Professor Khan and his team of researchers are working to develop a means of using readily available and sustainable materials to be applied in flat plate solar thermal systems through a combination of thermofluids with nano additives and efficient thermal storage, which will help meet our future energy needs. Current flat plate systems are very reliant on Solar Photovoltaic for our solar panels, but the supply of materials available is limited meaning that they are not a long-term, sustainable option.
There are four parts to Professor Khan’s new system. One part focuses upon generating heat for colder climates, while within warmer climates it focuses on generating electricity. The third part of the project looks at thermo-fluids, with the aim of improving the efficiency of fluids within the solar energy system. The final part will be the integration of heat storage and recovery system from waste.
Funding from industry has allowed Professor Khan and his team to set up labs in Poole, which include a scale model of the solar thermal system – an invaluable tool for testing. The first two phases of heat generation in cold climates and generating electricity in warmer climates have been successfully commissioned. The third and fourth phase of optimisation of thermo-fluids and heat storage are in progress.
The research and its interdisciplinary nature has the potential to make a significant difference to society as it presents a solution to one of the biggest challenges now facing us – how to meet our current and future energy needs. “I think we can learn to do without many things, but without energy, life as we know it would not be the same,” says Professor Khan. “With our current levels of consumption and the non-renewable sources we are using, our energy sources won’t last forever. If we look to the future, our energy reserves used at our current rates will last us perhaps another 50 – 60 years for oil and gas, and coal another 100 years. What are we going to do when that runs out?”

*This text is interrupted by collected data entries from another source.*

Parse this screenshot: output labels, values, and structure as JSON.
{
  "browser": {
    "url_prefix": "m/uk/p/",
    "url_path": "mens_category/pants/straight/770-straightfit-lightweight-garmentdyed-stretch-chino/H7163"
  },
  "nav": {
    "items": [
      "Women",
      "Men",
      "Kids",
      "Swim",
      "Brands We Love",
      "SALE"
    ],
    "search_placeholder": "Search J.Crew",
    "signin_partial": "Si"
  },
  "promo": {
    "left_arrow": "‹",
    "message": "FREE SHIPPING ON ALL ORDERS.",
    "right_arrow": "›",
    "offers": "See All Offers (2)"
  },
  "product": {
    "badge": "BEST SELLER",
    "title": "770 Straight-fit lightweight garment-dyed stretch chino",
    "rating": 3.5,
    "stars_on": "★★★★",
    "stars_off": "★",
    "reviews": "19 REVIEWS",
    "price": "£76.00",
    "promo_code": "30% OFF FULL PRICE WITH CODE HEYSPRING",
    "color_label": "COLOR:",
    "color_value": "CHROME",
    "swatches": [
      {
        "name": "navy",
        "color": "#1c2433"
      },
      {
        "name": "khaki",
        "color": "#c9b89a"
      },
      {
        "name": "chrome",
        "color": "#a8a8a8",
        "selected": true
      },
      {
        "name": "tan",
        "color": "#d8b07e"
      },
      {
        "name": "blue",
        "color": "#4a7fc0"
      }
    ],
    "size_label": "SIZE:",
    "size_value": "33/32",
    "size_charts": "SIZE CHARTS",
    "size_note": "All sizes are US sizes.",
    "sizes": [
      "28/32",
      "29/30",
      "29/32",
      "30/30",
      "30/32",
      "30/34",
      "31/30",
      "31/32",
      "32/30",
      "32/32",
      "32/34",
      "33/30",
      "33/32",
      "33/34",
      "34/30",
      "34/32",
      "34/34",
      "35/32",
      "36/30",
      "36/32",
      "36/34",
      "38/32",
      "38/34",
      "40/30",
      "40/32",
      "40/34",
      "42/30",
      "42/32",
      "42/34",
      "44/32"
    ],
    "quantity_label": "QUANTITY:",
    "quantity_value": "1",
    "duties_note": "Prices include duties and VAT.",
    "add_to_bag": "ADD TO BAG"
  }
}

NanoCorr, Energy & Modeling (NCEM) Research Group
The research forms part of the NanoCorr, Energy & Modeling (NCEM) research group, led by Professor Khan. The group has a multidisciplinary research portfolio at BU in collaboration with major international, national and regional industrial and HEI partners. Multidisciplinary research within the NCEM research group is a direct response to industrial needs in terms of enhancing design for durability & reliability, meeting the demands for generating energy from renewable sources and enhancing students learning experience through research informed education. New knowledge, created during this process, is shared with stakeholders and academic communities.
Multidisciplinary research within NCEM includes the development of nano coatings (nano composites and graphene; materials science and engineering) to increase service life of machines and equipment deployed in harsh operational and environmental conditions (design & engineering), understanding corrosion (materials science and mechanical engineering) issues to prevent structural failures within machines, automotive, locomotives, large structures & marine applications (preventative and predictive condition monitoring; MEMS, NEMS, Micro LPRs) and developing cutting edge solar thermal techniques to generate mechanical and heat energies from renewable sources (mechanical engineering; heat transfer and nano additives).